The connection of soft tissue damage and coccydynia has been made by researchers at the Department of Physical Medicine and Rehabilitation, University of Texas Southwestern Medical Center who found positive physical therapy treatment to the pelvic floor muscles provided relief of coccydynia.1

Department of Physical Therapy and Athletic Training, Boston University had also previously made this connection with physical therapy and the one-year success of cortisone injection for coccydynia

The BU doctors reported on the cases of two women, 26 and 31 years of age, who were sent to physical therapy with persistent coccygeal pain that increased with prolonged sitting and intensified when transitioning from sit to stand.

The patient with a traumatic onset of symptoms was referred to physical therapy at the onset of her symptoms, whereas the patient with a nontraumatic onset of symptoms was initially treated with a cortisone injection and, when symptoms returned 1 year later, was referred to physical therapy.

Both individuals underwent manual therapy to the sacrococcygeal joint over 3 treatment sessions. Successful clinical outcomes were achieved in both cases.2

Coccyx Injury

A 46 year-old woman came to Caring Medical with a history of constant tailbone pain for almost six years. The area above the tailbone was tender and swollen. The patient suspected that the injury stemmed from a fall on ice where her tailbone hit the corner of a concrete step. The pain was unbelievable at the time, so she subsequently went to the emergency room where x-rays did not reveal any damage.

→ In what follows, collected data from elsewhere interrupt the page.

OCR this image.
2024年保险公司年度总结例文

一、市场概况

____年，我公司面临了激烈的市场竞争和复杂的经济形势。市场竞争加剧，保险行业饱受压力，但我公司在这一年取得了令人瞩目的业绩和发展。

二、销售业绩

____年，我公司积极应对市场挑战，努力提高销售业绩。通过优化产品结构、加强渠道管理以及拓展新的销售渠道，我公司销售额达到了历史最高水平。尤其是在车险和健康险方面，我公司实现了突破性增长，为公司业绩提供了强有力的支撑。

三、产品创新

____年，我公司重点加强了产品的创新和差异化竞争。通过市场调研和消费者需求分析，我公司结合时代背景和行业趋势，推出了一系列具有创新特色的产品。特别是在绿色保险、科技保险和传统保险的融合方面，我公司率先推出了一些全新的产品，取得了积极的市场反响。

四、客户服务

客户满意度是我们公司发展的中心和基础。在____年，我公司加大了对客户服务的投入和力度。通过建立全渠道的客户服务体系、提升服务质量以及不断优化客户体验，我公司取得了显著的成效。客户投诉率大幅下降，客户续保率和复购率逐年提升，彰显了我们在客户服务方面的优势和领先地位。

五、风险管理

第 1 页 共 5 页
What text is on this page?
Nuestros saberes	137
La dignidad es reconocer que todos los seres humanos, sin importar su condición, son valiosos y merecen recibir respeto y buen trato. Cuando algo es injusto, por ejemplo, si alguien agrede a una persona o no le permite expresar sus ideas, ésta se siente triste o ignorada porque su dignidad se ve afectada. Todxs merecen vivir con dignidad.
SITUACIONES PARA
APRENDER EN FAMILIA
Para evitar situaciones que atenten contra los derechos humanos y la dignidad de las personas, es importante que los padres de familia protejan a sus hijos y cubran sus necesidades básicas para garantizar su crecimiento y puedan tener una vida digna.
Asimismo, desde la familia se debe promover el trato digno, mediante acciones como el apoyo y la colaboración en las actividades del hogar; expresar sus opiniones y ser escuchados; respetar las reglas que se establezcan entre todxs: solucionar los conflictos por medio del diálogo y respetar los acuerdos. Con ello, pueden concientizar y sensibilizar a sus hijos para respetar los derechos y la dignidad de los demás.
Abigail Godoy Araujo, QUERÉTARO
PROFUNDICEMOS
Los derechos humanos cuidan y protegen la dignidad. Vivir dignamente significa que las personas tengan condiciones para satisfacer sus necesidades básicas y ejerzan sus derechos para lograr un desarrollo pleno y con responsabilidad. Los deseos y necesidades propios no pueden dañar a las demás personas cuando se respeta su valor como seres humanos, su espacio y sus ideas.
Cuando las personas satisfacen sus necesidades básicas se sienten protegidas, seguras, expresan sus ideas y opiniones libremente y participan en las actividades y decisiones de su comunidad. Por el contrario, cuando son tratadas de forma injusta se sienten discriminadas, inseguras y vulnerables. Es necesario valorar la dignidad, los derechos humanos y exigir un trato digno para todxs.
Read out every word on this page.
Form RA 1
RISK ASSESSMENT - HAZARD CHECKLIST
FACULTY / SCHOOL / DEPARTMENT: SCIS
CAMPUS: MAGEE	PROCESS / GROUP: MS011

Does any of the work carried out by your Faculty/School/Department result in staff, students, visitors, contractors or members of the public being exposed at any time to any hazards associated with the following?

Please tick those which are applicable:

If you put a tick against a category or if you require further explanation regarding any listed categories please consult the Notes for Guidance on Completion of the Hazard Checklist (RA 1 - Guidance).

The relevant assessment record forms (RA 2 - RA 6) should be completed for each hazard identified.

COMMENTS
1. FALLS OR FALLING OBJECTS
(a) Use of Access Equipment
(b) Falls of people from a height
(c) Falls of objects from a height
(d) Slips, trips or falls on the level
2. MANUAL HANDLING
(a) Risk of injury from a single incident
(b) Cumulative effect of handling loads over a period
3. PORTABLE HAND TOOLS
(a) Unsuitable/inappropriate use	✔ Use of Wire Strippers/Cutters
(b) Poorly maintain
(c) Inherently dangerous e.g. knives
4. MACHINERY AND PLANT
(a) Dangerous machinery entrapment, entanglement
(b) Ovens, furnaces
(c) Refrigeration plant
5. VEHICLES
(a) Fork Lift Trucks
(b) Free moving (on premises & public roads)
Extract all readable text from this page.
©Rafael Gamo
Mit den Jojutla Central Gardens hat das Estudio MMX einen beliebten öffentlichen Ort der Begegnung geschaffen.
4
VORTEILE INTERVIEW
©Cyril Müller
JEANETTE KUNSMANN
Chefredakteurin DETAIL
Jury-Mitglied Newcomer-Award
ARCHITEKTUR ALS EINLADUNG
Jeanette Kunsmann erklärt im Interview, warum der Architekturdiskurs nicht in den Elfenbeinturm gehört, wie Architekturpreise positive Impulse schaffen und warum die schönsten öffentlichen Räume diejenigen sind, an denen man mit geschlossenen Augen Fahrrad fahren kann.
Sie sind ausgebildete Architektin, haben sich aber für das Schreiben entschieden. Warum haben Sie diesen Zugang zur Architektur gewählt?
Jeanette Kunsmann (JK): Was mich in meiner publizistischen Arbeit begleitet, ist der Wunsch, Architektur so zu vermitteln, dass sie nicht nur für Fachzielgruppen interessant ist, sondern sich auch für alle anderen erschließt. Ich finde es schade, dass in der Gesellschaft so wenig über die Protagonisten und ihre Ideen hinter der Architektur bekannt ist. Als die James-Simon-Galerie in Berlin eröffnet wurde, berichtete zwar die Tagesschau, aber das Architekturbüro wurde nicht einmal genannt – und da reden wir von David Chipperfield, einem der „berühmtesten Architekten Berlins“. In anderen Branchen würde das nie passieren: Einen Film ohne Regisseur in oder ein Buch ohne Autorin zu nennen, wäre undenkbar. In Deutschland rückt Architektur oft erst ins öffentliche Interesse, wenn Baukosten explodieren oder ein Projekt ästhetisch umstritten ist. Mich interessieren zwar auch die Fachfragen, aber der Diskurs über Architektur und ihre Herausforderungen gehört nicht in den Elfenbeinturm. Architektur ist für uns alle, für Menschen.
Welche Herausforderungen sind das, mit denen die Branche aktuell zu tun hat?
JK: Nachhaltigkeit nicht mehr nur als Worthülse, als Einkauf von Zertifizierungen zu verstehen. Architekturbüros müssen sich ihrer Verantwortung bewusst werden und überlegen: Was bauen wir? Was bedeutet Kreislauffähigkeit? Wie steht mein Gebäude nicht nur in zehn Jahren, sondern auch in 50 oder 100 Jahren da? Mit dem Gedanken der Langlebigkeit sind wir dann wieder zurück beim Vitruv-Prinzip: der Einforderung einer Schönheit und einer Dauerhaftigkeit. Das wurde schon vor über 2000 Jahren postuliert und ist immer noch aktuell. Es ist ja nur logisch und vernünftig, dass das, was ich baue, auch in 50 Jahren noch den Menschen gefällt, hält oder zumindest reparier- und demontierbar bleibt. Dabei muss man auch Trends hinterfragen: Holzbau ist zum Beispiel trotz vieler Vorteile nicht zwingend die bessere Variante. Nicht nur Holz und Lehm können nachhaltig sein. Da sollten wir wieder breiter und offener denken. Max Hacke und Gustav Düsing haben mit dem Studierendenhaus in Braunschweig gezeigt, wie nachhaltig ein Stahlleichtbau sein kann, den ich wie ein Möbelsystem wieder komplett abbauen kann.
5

The tailbone, or coccyx, attaches to the sacrum via the sacrococcygeal ligaments. When ligaments are injured, as in the case of this woman who fell, the joints they support sustained excessive movement, which put additional strains on the injured ligaments. A swollen joint after trauma typically indicates ligament injury. Ligament injuries do not show up on x-ray. The patient received a series of four Prolotherapy treatments and was completely healed of her pain. Results may not be typical in all cases.

Chronic rectal or tailbone pain can be horribly disabling as this case illustrates. After extensive testing, patients are often given dubious diagnoses such as proctalgia fugax, anorectal neuralgia, levator ani syndrome, coccygodynia, or spastic pelvic floor syndrome.  Typical conservative traditional treatments include pain medicines, sitz baths (sitting in a warm tub), local anesthetic creams, massage, muscle relaxants, electrical stimulation gizmos, or the end-all pain treatment, an anti-depressant medication. Such treatments generally have unsatisfactory results because they do not correct the underlying cause of the chronic rectal pain.

Prolotherapy injections, which strengthen the supporting structures of the sacrococcygeal joint, eliminate chronic rectal pain because they address the root cause of the problem. Chronic rectal pain from coccygodynia occurs because of a weakness in the sacrococcygeal joint or a weakness between one of the coccygeal segments. Prolotherapy to strengthen the ligamentous support of the weakened area cures chronic rectal pain from coccygodynia.

1 Scott KM, Fisher LW, Bernstein IH, Bradley MH. The Treatment of Chronic Coccydynia and Postcoccygectomy Pain With Pelvic Floor Physical Therapy. PM R. 2016 Aug 24. pii: S1934-1482(16)30880-2. doi: 10.1016/j.pmrj.2016.08.007.

2 Marinko LN, Pecci M. Clinical decision making for the evaluation and management of coccydynia: 2 case reports. J Orthop Sports Phys Ther. 2014 Aug;44(8):615-21. doi: 10.2519/jospt.2014.4850. Epub 2014 Jun 23.